- Born: 27 January 1851 Berdychiv, Kiev Governorate, Russian Empire (now, Berdychiv, Ukraine)
- Died: 13 October 1889 (aged 38) Kutaisi, Kutaisi Governorate, Russian Empire (now, Kutaisi, Georgia)
- Education: Imperial Moscow University Kazan University
- Known for: Beltrami flow Gromeka–Arnold–Beltrami–Childress flow Gromeka–Lamb equation
- Scientific career
- Workplaces: Kazan University
- Thesis: Some cases of the motion of an incompressible fluid (1881)
- Notable students: Aleksandr Kotelnikov

= Ippolit S. Gromeka =

Russian scientist (1851–1889)

Ippolit Stepanovich Gromeka (or Hippolyte Stepanovich Gromeka) was a 19th century Russian scientist who made significant contributions to the science of fluid mechanics.

==Biography==
Ippolit was born on 27 January in 1851, in Berdychiv to Stepan Stepanovich Gromeka, a well-known publicist and a governor (1867–1875) of Siedlce and Yekaterina Fyodorovna Shcherbatska. He grew up in Siedlce and also earned a gold medal in the Siedlce high school. He completed his Bachelors degree from the Imperial Moscow University in 1873 and worked as a teacher in the university for two years.
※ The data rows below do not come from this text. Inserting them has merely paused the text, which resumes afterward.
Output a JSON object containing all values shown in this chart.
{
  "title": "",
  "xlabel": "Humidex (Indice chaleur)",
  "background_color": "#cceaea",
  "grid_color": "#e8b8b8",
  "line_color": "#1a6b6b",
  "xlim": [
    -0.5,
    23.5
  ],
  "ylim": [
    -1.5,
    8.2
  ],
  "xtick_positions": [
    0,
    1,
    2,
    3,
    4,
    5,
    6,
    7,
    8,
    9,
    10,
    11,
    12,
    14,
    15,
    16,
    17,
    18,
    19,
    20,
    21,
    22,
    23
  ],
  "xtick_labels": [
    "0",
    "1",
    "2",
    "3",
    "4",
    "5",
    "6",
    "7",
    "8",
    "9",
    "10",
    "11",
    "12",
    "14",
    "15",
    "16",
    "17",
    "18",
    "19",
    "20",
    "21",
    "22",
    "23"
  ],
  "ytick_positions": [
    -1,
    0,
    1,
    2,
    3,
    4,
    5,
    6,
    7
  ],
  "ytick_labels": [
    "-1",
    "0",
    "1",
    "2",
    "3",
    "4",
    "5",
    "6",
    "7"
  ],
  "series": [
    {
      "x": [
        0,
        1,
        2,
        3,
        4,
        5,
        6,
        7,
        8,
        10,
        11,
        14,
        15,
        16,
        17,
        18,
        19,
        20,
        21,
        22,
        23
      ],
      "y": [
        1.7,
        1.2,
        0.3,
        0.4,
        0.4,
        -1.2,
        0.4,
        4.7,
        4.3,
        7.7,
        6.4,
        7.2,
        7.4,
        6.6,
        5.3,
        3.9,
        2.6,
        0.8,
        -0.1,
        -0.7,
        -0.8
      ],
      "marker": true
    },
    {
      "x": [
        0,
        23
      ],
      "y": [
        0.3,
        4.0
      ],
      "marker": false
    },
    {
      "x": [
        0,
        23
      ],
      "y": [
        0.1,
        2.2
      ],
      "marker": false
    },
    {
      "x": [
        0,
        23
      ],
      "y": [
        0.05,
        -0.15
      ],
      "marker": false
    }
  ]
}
He then worked as a teacher in Moscow High School until 1879, and in Belsk high school from 1879. In 1879, he also completed his Master's degree with a dissertation on capillary phenomena. In 1880, he became an assistant professor at the Kazan University. In 1881, he obtained his PhD with a dissertation on Some cases of the motion of an incompressible fluid. He became a professor in 1882.

In the winter of 1888-1889, Gromeka fell from a sleigh during hunting with a severe bruise in his chest. Due to his injury, he died on 13 October 1889 in Kutaisi at the age of only 38. One of his brother, Mikhail Stepanovich Gromeka, was a well known literary critic, who died in 1883.

==Research==
During his short research career, just over than 10 years, Gromeka has produced many important contributions to the field of fluid mechanics through 11 works, starting from his Master's thesis on capillary phenomena and his last work in 1889 on the effect of temperature distribution on sound waves. He provided an original and modern description of the capillarity phenomena, settling for the first time the discrepancy that was prevalent between Thomas Young's and Pierre-Simon Laplace's theories. He pioneered the studies on Beltrami flows in his PhD thesis in 1882 and because of it, he is referred as the father of the helical flows. He also studied unsteady flows in tubes, wave motion in elastic tubes and others.

His scientific works were published in Russian in 1952. A special issue in the journal Fluids in honour of Gromeka was produced in 2024.

===Published works===
Gromeka's published works are

- Gromeka. I.S. Essay on the Theory of Capillary Phenomena. Theory of Surface Fluid Adhesion (Master’s Thesis). Mat. Sb. 1879, 9, 435–500.
- Gromeka. I.S. Some Cases of Incompressible Fluid Flow. Ph.D. Thesis, Kazan University, Kazan, Russia, 1882; pp. 1–107.
- Gromeka. I.S. On the Theory of Fluid Motion in Narrow Cylindrical Tubes; Scientific notes of Kazan University; Kazan University: Kazan, Russia, 1882; pp. 1–32.
- Gromeka. I.S. On the Velocity of Propagation of Wave-Like Motion of Fluids in Elastic Tubes; Scientific notes of Kazan University; Kazan University: Kazan, Russia, 1883; pp. 1–19.
- Gromeka. I.S. On the Vortex Motions of a Liquid on a Sphere; Scientific Notes of Kazan University; Kazan University: Kazan, Russia, 1885; pp. 1–35.
- Gromeka. I.S. On the motion of liquid drops. Bull. De La Société Mathématique De Kasan Kasan 1886, 5, 8–47.
- Gromeka. I.S. Some cases of equilibrium of a perfect gas. Bull. De La Société Mathématique De Kasan Kasan 1886, 5, 66–82.
- Gromeka. I.S. Lectures on the Mechanics of Liquid Bodies; Kazan University Press: Kazan, Russia, 1887; pp. 1–174.
- Gromeka. I.S. On infinite values of integrals of second-order linear differential equations. Bull. De La Société Mathématique De Kasan Kasan 1887, 6, 14–40.
- Gromeka. I.S. On the Effect of Temperature on Small Variations in Air Masses; Scientific Notes of Kazan University; Kazan University: Kazan, Russia, 1888; pp. 1–40.
- Gromeka. I.S. Influence of the Uneven Distribution of the Temperature on the Propagation of Sound. Mat. Sb. 1889, 14, 283–302.